Use Your EV’s Navigation System
Most new EVs have built-in navigation systems with charging stations as destinations. Some EVs will guide you to the nearest station based on your battery level. For example, if you have 100 miles of range left, the technology will show you what charging stations are within 80 miles. Polestar and Tesla have outstanding integrated navigation technology, showing you how far you can go and the location of the charging stations within your range.
While in-car navigation is a useful feature, it’s not perfect. The systems do not know if a charging station is operational or not. If you are relying solely on in-car navigation to find a charging station, always have a backup plan in case the station isn’t working.
Get an App
Smartphone apps are popular options for EV owners. These apps share locations of all types of charging stations, and they show whether the stations are functional. These apps are free to use.
Chargeway makes it easy to find a charging station that works with your EV. When you open your account, add your vehicle make and model so the app only shows compatible stations with its color-coding system (green, blue, and red) to show you what stations are best for your EV. It’s available for Apple and Android phones.
The red circles show Tesla chargers, blue show CHAdeMO, and green show J1772 and CSS (everything else). If your EV has a green circle with a 7, that’s the fastest charger for a vehicle like a Porsche Taycan, Lucid Air, or Hyundai Ioniq 6.
Level 1 and Level 2 charging stations will show up as circles with a 1 or 2. Anything with a 3 to 7 will be a DC fast charger. So, when I need to charge my Kia EV6, I look for a location with a green 7. If you drive a Tesla your Superchargers will be shown as a red circle with a level 5, 6 or 7. If you drive a Nissan Leaf you will see blue circles on your station map for fast charging.

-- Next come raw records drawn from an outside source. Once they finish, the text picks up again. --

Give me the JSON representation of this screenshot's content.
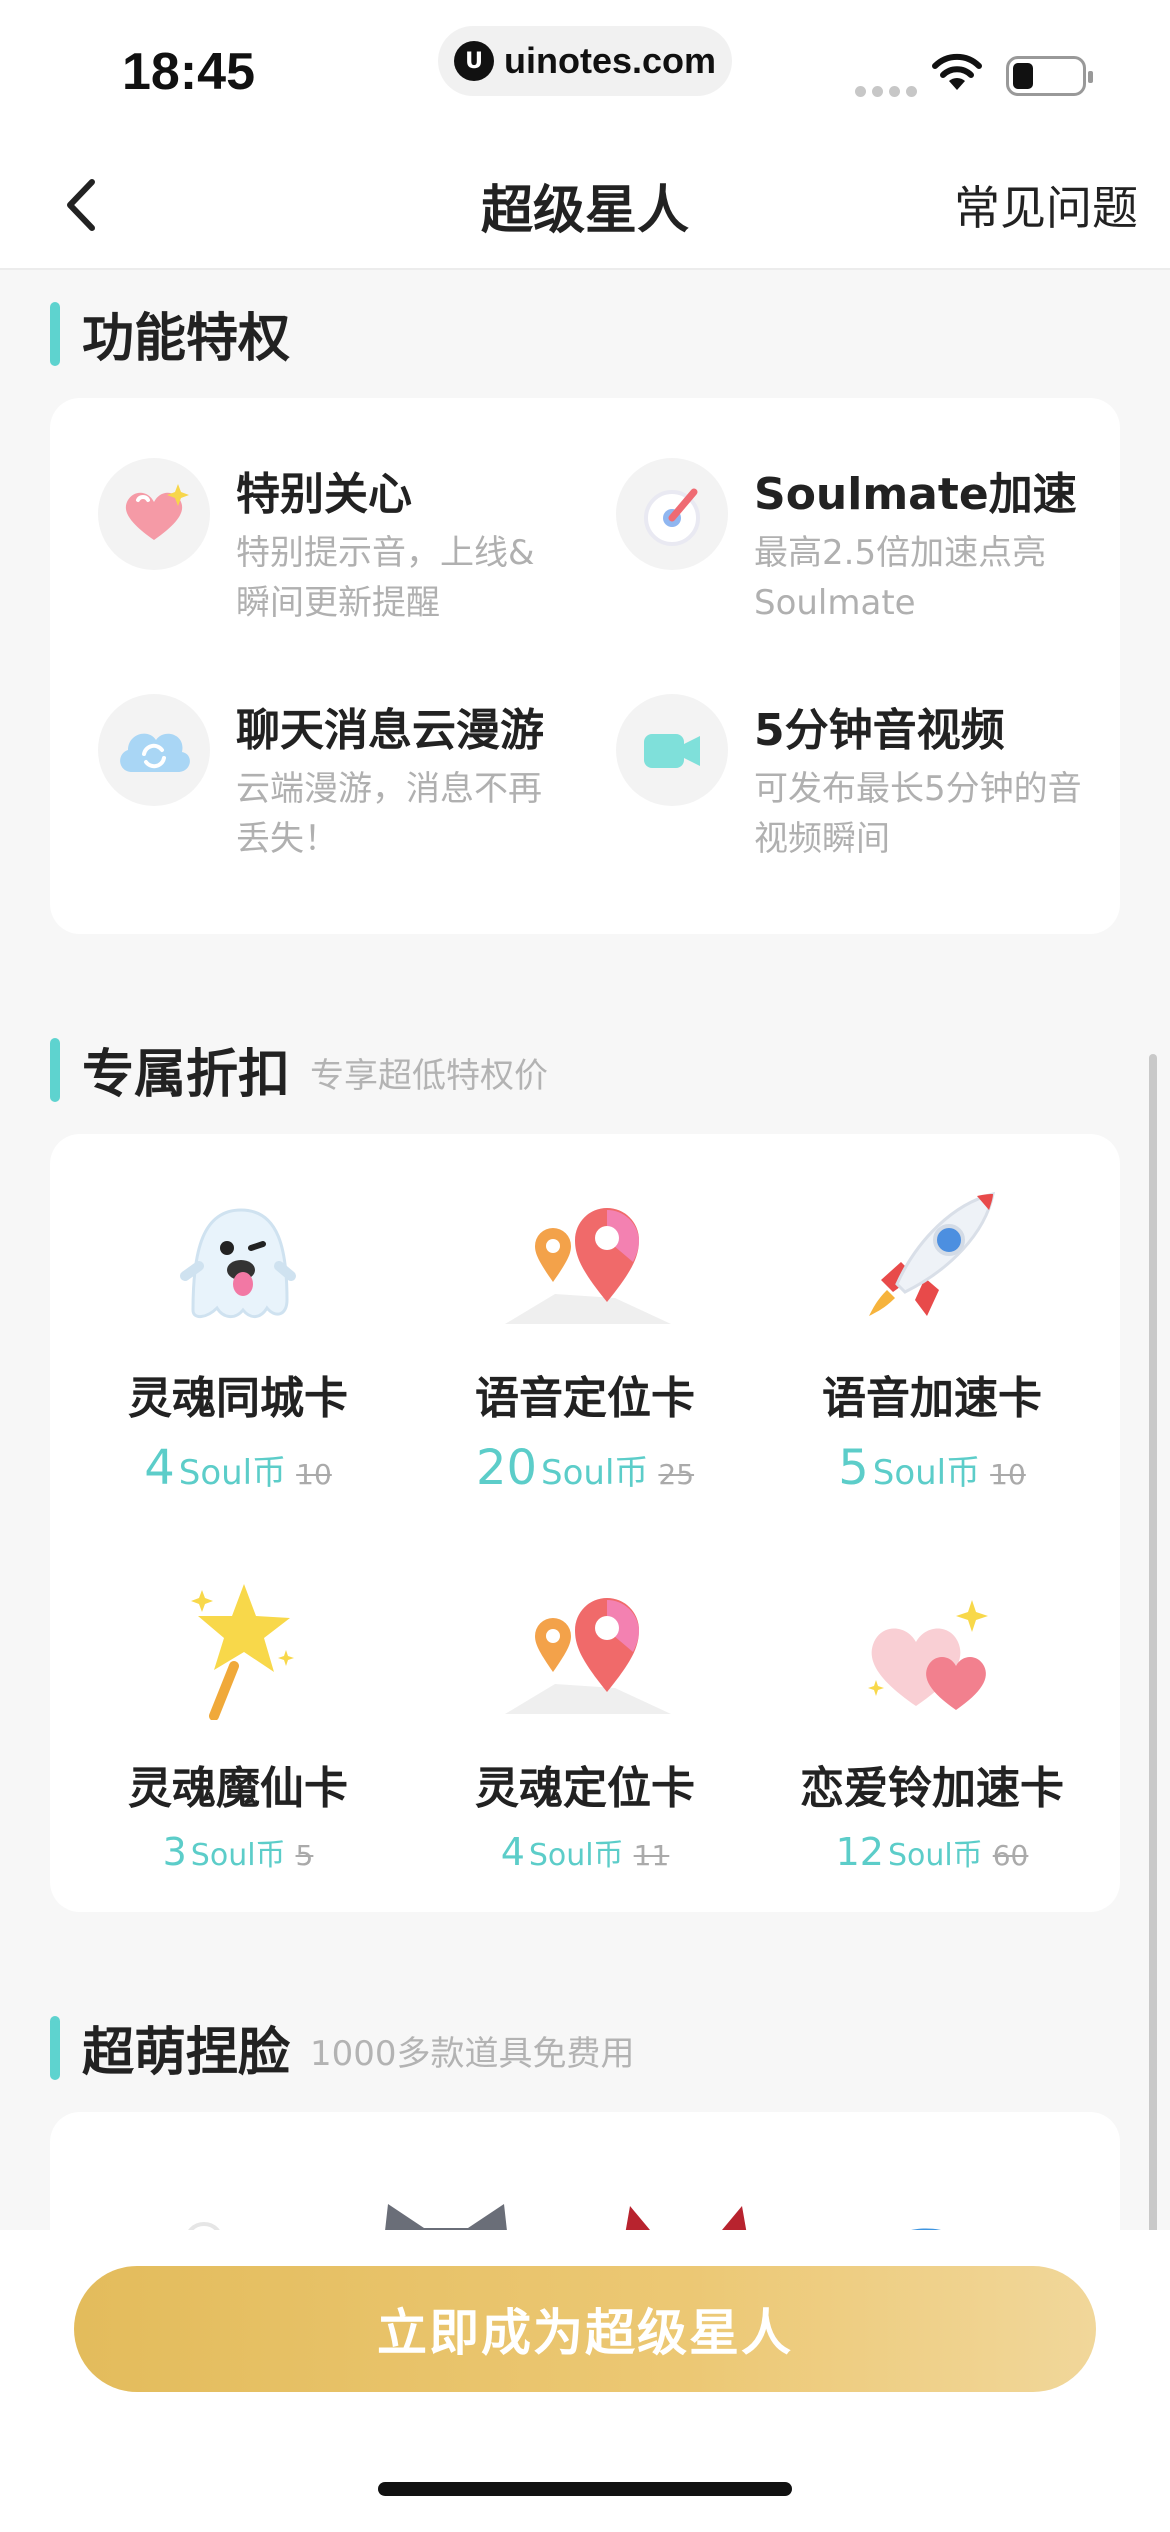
{
  "status_bar": {
    "time": "18:45",
    "url_logo": "U",
    "url": "uinotes.com"
  },
  "nav": {
    "title": "超级星人",
    "faq": "常见问题"
  },
  "features_section": {
    "title": "功能特权",
    "items": [
      {
        "icon": "heart-icon",
        "title": "特别关心",
        "desc": "特别提示音，上线&瞬间更新提醒"
      },
      {
        "icon": "speed-gauge-icon",
        "title": "Soulmate加速",
        "desc": "最高2.5倍加速点亮Soulmate"
      },
      {
        "icon": "cloud-sync-icon",
        "title": "聊天消息云漫游",
        "desc": "云端漫游，消息不再丢失！"
      },
      {
        "icon": "video-icon",
        "title": "5分钟音视频",
        "desc": "可发布最长5分钟的音视频瞬间"
      }
    ]
  },
  "discount_section": {
    "title": "专属折扣",
    "subtitle": "专享超低特权价",
    "items": [
      {
        "icon": "ghost-icon",
        "name": "灵魂同城卡",
        "price": "4",
        "unit": "Soul币",
        "old_price": "10"
      },
      {
        "icon": "location-pin-icon",
        "name": "语音定位卡",
        "price": "20",
        "unit": "Soul币",
        "old_price": "25"
      },
      {
        "icon": "rocket-icon",
        "name": "语音加速卡",
        "price": "5",
        "unit": "Soul币",
        "old_price": "10"
      },
      {
        "icon": "magic-wand-icon",
        "name": "灵魂魔仙卡",
        "price": "3",
        "unit": "Soul币",
        "old_price": "5"
      },
      {
        "icon": "location-pin-icon",
        "name": "灵魂定位卡",
        "price": "4",
        "unit": "Soul币",
        "old_price": "11"
      },
      {
        "icon": "hearts-icon",
        "name": "恋爱铃加速卡",
        "price": "12",
        "unit": "Soul币",
        "old_price": "60"
      }
    ]
  },
  "faces_section": {
    "title": "超萌捏脸",
    "subtitle": "1000多款道具免费用"
  },
  "cta": {
    "label": "立即成为超级星人"
  },
  "colors": {
    "accent": "#5ed3cf",
    "cta_gold": "#e8c46a"
  }
}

It’s an easy system to navigate, and it informs you of stations you might want to avoid. Most restricted charging stations will be labeled with a black R on the colored circle. Others might have information in the details. For example, a few miles from my home is a Jeep dealership with a Level 2 station listed as “Non-Network” – this tells me that I shouldn’t try to use it (I know it’s inside of the dealership’s garage).
You can use the app to plan a trip that includes accurate, average charging time. Users can leave reviews, and the app tells you what type of business hosts the charging station. You’ll know if it’s at a hotel, a Walmart, or a dealership – so you can shop, eat, or hang out in your EV during the charging session.
U.S. Department of Energy
The U.S. Department of Energy is the agency responsible for the federal government’s efforts to add EV charging stations around the country. The agency has an app that shows all the EV charging stations, and it’s accurate. Like the other apps, you can filter stations that fit your EV and plan your route. The map isn’t as robust as other options, but it is easy to use.

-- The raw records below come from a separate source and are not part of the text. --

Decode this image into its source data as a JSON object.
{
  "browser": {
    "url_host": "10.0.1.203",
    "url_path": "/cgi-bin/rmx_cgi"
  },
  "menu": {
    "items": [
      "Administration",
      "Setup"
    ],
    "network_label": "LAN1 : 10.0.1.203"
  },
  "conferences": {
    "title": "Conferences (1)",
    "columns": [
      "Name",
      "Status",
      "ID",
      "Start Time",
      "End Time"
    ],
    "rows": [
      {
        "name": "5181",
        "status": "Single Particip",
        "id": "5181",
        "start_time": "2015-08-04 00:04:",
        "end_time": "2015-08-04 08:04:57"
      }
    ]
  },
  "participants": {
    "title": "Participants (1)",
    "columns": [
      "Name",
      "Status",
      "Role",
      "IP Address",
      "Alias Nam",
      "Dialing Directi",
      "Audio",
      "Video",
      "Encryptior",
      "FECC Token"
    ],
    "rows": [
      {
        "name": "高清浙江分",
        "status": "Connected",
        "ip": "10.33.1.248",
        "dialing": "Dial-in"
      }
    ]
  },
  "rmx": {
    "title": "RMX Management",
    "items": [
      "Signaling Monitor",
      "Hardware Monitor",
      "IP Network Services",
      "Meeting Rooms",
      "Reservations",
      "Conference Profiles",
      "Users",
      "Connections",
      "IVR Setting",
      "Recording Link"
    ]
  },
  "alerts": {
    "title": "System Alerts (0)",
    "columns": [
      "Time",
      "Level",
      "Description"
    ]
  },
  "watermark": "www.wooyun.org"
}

A Better Route Planner (ABRP)
If your EV doesn’t have a built-in route planner, A Better Route Planner can help. This app will route you to an EV station while you’re on a road trip. With this app, you add your destination,
and then it tells you how to get there, where to stop for charging, and how long it will take to fill your vehicle. You have to tell the app what type of vehicle you have, your battery percentage when you leave, and your typical speed.

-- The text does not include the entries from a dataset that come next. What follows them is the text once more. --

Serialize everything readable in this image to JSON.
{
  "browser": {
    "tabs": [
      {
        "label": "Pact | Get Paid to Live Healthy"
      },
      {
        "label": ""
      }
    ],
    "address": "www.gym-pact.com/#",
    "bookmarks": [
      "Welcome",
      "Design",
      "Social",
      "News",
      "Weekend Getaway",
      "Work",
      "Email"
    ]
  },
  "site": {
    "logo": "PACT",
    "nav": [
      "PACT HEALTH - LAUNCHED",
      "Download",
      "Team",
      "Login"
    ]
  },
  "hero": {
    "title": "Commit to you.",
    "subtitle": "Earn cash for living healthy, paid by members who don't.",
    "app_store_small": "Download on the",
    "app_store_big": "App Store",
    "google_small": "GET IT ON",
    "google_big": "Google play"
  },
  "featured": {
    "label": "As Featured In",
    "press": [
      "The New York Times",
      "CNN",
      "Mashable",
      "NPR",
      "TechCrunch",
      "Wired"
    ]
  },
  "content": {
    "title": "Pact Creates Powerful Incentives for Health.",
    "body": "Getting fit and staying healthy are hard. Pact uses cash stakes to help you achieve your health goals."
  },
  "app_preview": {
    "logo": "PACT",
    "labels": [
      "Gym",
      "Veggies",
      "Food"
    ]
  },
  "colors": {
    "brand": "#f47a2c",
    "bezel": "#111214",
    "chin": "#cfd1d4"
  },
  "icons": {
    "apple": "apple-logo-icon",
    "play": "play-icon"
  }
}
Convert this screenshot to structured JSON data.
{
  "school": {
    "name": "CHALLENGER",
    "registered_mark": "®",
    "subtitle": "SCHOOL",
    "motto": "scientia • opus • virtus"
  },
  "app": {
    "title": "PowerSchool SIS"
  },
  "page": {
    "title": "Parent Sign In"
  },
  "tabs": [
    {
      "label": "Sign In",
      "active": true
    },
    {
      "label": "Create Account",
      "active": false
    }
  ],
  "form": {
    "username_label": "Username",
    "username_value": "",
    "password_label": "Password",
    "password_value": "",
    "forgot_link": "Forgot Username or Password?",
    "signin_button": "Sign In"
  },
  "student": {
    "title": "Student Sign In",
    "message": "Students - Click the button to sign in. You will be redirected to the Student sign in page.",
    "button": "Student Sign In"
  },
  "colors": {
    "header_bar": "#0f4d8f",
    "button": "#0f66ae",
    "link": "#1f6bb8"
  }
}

This app is free, but you can’t access all the features with the basic version. The premium version is $5 per month or $50 for the year. The premium features include real-time traffic info, charger availability, and charging notifications.
Charging Station Apps
All charging stations have apps that help you manage your account, pay for services, and navigate to them. If you want to get in and out of the charging stations quickly, add the apps to your phone before you embark on your road trip. For example, I use Electrify America and ChargePoint most often, so I always have those apps ready to go.